The AI Replication Engine: Inside the Benchmark Behind the Beta

In our last update we showed the AI Replication Engine moving from a one-off demonstration toward consistent performance across a benchmark. We have completed the systematic evaluation we promised: a new paper, currently under peer review, that tests the Engine on 74 economics and political-science papers across three distinct verification tasks, using two frontier models (GPT-5.5 and Claude Opus 4.7) under identical tools, prompts, and execution settings. Crucially, the evaluation was designed to separate findings the system recovered from existing replication reports from genuinely new outputs, and to have expert annotators judge those new outputs on their merits rather than scoring them as mistakes by default.

Left panel, computational reproducibility: both GPT-5.5 and Claude Opus 4.7 reach about 99% executability agreement and roughly 87 F1 on comparison and correspondence. Right panel, robustness-check proposals: more than 90% are judged valid-novel while hallucination rates stay below 2%.

The clearest result is also the most reassuring: computational reproducibility holds up at scale. Both models agree with the reference on whether a replication package actually runs about 99% of the time, and reach roughly 87 F1 at linking the numbers reported in a paper to the values their code regenerates. Once the Engine binds the right reported and regenerated quantities together, it correctly decides whether they match about 98% of the time. In other words, the remaining gap is mostly about finding and correctly mapping every table comparison, not about executing analyses or recognizing numerical agreement.
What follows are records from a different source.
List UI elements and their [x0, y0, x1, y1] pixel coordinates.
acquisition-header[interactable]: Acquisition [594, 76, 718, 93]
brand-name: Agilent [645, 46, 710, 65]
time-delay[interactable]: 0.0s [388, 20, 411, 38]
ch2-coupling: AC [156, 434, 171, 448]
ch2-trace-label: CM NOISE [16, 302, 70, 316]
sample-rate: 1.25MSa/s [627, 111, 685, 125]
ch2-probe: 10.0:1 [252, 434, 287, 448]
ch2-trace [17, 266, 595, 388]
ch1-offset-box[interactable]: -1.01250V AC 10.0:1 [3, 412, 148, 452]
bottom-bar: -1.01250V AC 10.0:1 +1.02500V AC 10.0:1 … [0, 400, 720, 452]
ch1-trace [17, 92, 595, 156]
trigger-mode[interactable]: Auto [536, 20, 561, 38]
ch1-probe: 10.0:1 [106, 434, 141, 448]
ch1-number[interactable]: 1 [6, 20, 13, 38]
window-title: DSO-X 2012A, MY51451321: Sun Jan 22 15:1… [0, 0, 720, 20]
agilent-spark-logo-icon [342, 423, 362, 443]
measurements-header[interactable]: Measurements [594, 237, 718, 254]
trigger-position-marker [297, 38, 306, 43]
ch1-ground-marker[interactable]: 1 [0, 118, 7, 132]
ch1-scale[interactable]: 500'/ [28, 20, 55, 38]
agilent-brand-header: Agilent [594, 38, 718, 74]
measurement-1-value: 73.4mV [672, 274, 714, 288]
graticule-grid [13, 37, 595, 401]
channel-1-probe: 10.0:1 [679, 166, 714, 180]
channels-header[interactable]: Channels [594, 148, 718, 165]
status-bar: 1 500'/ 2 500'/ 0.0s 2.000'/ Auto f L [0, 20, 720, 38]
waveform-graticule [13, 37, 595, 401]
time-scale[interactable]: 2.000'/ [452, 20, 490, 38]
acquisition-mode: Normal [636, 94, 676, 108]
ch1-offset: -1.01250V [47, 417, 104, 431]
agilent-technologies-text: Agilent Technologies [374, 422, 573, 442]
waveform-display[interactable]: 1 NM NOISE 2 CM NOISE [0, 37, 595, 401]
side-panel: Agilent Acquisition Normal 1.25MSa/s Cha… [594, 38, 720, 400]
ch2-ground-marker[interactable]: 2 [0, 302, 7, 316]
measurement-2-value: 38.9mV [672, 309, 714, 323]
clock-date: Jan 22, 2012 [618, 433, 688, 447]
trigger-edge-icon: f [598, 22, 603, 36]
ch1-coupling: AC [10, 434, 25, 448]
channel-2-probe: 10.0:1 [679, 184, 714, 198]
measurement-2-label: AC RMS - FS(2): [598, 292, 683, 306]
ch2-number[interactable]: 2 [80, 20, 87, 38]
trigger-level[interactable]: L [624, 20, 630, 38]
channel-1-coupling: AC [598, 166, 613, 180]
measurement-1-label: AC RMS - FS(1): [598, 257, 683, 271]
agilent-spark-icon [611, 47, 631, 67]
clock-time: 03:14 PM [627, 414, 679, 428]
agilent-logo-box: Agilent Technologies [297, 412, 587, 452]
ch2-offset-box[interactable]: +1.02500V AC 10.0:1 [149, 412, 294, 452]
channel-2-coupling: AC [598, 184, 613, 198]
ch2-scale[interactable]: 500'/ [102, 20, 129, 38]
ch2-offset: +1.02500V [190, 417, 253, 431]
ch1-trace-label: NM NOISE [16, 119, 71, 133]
The harder, and more interesting, tasks are the ones that matter most for real verification work. Detecting mismatches between what a manuscript describes and what its code actually does proved difficult and noisy: the system surfaces real candidate issues, but the two models trade off differently between catching more and staying precise, and a meaningful share of flags still need expert adjudication. Proposing robustness checks tells a more encouraging story. These proposals rarely match the specific checks in expert reports one-for-one, yet when annotators reviewed the system's own suggestions, more than 90% were judged feasible, methodologically defensible, and non-duplicative, with hallucination rates under 2%. The Engine is not recovering a fixed answer key so much as generating useful new checks a human reviewer can act on.

Taken together, these results point to a system that is promising but supervision-dependent, and that shapes how we are building the beta. The Engine is deliberately diagnostic rather than interventionist: it executes code, flags numerical mismatches, raises possible implementation issues, and proposes robustness checks, but it leaves the substantive judgments to people. The goal for the months ahead is a practical workflow that pairs fast, reliable automated checks with targeted human oversight which is useful to journals, researchers, and research organizations alike. If you would like to try it or help us test it, the beta will be available soon.